Active and reactive power vector control using neural-synergetic-super twisting controllers of induction generators for variable-speed contra-rotating wind turbine systems

Reactive and active power vector control of induction generators (IG) are essential requirements for generating high-quality electricity from wind power. These control objectives are challenging and difficult to achieve when using traditional strategies based on estimating reactive/active power, hysteresis comparators, and proportional-integral (PI) regulators due to load variations, changes in the value of rotor resistance, etc. So, to achieve these control objectives, this paper proposes a novel technique for the rotor side converter of IG-based contra-rotating wind power (CRWP) systems. The control based on the neural synergetic-super-twisting controller (NSSTC) is designed to minimize IG power ripples and improve the quality of current.
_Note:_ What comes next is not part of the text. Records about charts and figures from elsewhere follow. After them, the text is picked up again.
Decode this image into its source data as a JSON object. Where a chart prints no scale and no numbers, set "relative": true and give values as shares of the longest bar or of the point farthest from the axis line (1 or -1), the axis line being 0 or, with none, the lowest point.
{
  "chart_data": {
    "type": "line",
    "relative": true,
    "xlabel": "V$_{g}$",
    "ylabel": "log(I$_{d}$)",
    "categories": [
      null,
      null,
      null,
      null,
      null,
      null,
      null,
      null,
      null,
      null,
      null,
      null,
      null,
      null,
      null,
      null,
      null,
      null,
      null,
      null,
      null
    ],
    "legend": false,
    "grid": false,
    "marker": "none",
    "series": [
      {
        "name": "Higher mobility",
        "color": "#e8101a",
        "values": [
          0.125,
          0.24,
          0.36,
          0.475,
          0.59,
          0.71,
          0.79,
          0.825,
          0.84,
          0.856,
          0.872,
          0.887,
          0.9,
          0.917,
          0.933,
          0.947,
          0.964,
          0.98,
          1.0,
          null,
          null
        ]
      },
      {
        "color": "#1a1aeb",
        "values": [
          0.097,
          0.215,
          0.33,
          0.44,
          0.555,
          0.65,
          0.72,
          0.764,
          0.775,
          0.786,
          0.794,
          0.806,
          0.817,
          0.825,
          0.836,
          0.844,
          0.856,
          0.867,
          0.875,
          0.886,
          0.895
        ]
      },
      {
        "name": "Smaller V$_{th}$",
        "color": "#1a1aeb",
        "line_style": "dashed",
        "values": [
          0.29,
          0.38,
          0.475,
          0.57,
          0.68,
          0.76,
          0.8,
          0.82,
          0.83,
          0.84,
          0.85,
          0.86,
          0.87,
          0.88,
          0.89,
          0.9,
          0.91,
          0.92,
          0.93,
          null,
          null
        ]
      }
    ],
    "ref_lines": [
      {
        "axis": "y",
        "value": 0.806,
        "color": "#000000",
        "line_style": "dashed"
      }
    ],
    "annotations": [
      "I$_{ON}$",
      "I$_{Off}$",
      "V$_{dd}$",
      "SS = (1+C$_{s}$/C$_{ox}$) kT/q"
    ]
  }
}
The characteristics of the NSSTC-based strategy are presented, evaluated, and compared to the traditional direct field-oriented command (DFOC) based on traditional PI controllers and other reference techniques from the literature, highlighting that the NSSTC-based strategy is simpler to apply and more robust and performant than others classical nonlinear strategies. Comparative simulations are carried out on both the designed DFOC-NSSTC strategy and the DFOC technique to demonstrate the performance (good quality output power, low total harmonic distortion (THD) value of rotor currents, short response time and high robustness) and advantages of the suggested nonlinear technique.